Rejouer le pire – à propos de « Peu m’importe si l’histoire nous considère comme des barbares »
Qui n’a jamais ressenti une certaine gêne face à une reconstitution historique malhabile, façon « théâtre vivant », qui grime et costume des habitants des lieux ou des acteurs et figurants pour leur faire rejouer des scènes du passé ? Qui n’a pas ressenti un malaise face à des films représentant en toute légèreté des moments ou des épisodes tragiques ou criminels de l’Histoire ? Le problème du kitsch et de l’obscénité de la représentation a été depuis longtemps posé par les représentants les plus aigus de la critique cinématographique et du documentaire historique.

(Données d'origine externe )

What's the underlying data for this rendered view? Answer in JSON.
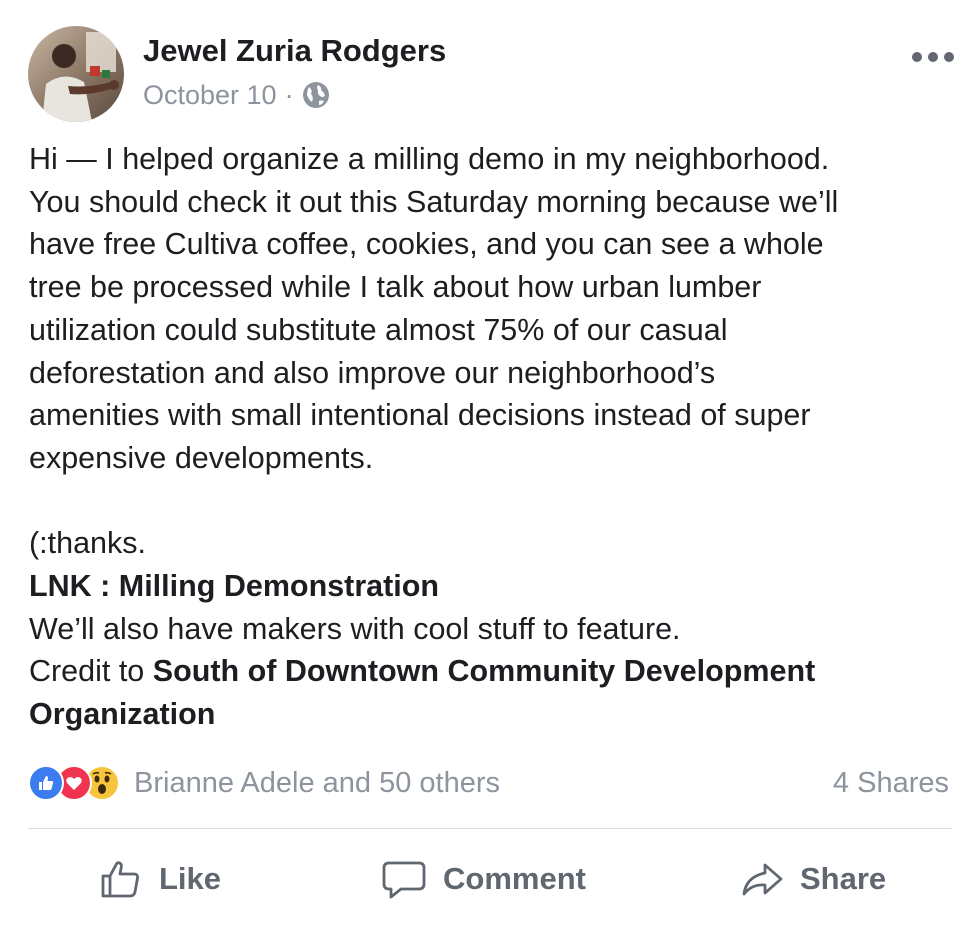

Il l’a été en particulier, ou paradigmatiquement, à propos de la Shoah – du fameux article de Rivette (« De l’abjection », 1961) soulignant, à propos du recadrage esthétisant sur une femme morte sur les barbelés d’un camp de concentration, qu’un travelling était une affaire de morale, jusqu’à l’œuvre de Claude Lanzmann, écartant toute reconstitution et toute archive pour ne donner à entendre que l’inouï du témoignage et pour ne donner à voir que l’absence, l’indifférence des paysages et le calme trompeur de la vie qui continue là où « cela a eu lieu ».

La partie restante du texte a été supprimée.